1// in the below example, we're looking for arr[0], which is 1
2LIS({1,3,4,0}, 0) = 1        // the solution is the simple subsequence {1}
3
4// continuing the pattern
5// here we're looking for a subsequence ending in arr[1]
6LIS({1,3,4,0}, 1) = 2        // the subsequence {1,3} w/ length 2
7// further continuing..
8LIS({1,3,4,0}, 2) = 3        // the subsequence {1,3,4} w/ length 3
9LIS({1,3,4,0}, 3) = 1        // the subsequence {0} as it has to include arr[3]

Some observations emerge as we go through this exercise: as the subsequence has to end in arr[n], it can only include elements that satisfy two conditions:

1. The elements need to be at an index smaller than n.
2. The elements themselves must be smaller than arr[n] to fit the "increasing subsequence" condition.

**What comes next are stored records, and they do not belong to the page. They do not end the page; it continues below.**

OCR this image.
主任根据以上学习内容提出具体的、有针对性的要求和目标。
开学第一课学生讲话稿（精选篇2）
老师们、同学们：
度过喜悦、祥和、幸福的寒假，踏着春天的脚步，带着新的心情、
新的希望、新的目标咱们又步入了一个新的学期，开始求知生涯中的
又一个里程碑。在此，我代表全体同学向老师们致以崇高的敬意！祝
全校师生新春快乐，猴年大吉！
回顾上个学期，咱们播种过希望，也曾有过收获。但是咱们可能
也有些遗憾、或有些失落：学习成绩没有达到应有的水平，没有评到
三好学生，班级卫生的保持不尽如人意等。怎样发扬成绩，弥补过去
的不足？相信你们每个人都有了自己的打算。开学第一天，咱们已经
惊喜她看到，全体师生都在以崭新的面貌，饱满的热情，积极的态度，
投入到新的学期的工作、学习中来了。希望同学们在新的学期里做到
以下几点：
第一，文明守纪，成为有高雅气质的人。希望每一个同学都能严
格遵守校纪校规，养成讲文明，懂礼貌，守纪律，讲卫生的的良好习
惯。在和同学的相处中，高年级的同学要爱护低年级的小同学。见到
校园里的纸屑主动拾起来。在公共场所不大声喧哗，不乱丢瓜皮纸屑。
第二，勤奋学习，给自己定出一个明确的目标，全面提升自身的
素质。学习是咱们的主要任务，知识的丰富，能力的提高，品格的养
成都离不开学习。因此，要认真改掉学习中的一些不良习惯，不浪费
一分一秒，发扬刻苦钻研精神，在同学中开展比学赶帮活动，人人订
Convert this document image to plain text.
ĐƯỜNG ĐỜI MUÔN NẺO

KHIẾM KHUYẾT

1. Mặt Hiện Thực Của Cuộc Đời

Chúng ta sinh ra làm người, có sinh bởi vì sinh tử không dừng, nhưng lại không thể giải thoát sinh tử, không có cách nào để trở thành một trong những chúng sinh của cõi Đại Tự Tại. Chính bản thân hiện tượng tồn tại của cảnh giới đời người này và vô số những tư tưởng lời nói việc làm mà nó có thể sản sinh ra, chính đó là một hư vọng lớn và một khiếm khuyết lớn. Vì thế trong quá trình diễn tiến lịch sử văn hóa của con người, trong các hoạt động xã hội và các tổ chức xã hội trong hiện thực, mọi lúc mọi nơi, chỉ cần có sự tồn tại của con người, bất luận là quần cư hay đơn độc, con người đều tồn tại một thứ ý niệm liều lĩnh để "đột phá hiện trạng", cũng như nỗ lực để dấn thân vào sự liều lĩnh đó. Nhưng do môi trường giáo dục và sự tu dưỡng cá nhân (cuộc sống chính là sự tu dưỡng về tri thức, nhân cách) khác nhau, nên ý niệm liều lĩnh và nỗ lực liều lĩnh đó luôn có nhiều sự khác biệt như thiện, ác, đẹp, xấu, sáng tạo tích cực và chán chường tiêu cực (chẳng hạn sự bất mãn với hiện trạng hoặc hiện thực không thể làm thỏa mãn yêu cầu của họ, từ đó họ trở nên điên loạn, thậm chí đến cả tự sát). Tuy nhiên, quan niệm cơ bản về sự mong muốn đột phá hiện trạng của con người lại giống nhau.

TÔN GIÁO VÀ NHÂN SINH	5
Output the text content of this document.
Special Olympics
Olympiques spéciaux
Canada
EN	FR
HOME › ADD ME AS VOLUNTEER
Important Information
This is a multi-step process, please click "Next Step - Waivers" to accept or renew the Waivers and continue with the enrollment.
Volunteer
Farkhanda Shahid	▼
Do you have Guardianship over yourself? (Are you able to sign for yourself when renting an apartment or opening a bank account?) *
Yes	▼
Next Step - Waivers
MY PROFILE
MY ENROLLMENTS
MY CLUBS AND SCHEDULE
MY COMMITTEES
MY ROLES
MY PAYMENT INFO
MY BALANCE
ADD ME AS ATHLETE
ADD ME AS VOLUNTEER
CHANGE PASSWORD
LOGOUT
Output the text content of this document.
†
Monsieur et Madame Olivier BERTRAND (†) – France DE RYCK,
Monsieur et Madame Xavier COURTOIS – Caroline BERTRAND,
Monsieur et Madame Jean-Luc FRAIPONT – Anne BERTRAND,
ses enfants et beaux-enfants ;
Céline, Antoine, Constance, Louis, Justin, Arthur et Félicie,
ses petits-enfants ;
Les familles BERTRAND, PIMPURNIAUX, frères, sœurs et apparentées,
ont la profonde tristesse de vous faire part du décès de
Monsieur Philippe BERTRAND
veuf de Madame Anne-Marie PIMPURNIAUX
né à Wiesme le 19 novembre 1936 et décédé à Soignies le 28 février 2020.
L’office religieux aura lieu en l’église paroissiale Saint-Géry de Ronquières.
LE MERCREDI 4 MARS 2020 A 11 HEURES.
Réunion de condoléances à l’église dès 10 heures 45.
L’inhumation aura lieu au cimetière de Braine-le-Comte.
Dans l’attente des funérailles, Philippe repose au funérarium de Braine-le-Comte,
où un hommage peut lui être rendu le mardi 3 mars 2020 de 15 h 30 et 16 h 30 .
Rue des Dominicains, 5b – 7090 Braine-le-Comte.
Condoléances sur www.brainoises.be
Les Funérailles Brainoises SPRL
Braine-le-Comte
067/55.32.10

We can thus derive the following rule from our observations:

1LIS(arr, n) = 1 + max( LIS(arr, j) ) max computed over all j, 0<=j<n and arr[j]<arr[n]

We can translate this into plain English: if we can find LIS(arr, n) (the LIS with arr[n] as its last element) for all indices of the array, then the longest increasing subsequence for the entire array LISMax(arr) would be the maximum of all the LIS(arr, n), computed for all valid indices n:

1LISMax(arr) = max( LIS(arr, n) ) max computed for all valid indices n of the array

Pseudo-Code

Now that we have a simple rule to solve the problem, let's write the pseudo-code for it. We've essentially broken the larger problem into subproblems (figuring out the LIS(arr, n) for multiple ns).

1Routine: LISMax(arr)
2Input: array of size S
3Output: Length of longest increasing subsequence
4
5LISMax(arr)
6
71. max = 0
82. Loop from n = 0..(S-1)
9    a. Compute temp = LIS(arr, n)
10    b. if temp > max then max = temp
11return max

Alternatively, the pseudo-code for computing LIS with two parameters is given below:

1Routine: LIS(arr, n)
2Input: array of size S and index n
3Output: Length of longest increasing subsequence that has arr[n] as its last item
4
5LIS(arr, n)
6
7Base case:
81. if (n==0) return 1
9
10Recursive case:
111. max = 1
122. Loop from j=0..(n-1)
13    a. if (arr[j]<arr[n])
14            i. compute temp = LIS(arr, j)
15            ii. if (temp>max) then max=temp
16return max

To understand how this pseudo-code works, here's an an example of LIS computation for {2, 3, 8, 5, 6} for index 4. At index 4 is the number 6, and thus, the subsequence has to include the number 6 as its last item.

In the below visual, we seek any numbers smaller than 6 to see if there is a potential increasing subsequence there. Follow the logic from top to bottom, and you'll see we find the solution from prior solutions, in a surprisingly similar manner to Fibonacci Sequence.

The figure shows that LIS(arr, 0) needs to be computed again and again. The same is the case for LIS(arr, 1). For larger values of n, there will be many values for which the function has to be repeated. This would lead to a time complexity of O(2^n), which is exponential. As computer scientists, we know that it is not a practical solution.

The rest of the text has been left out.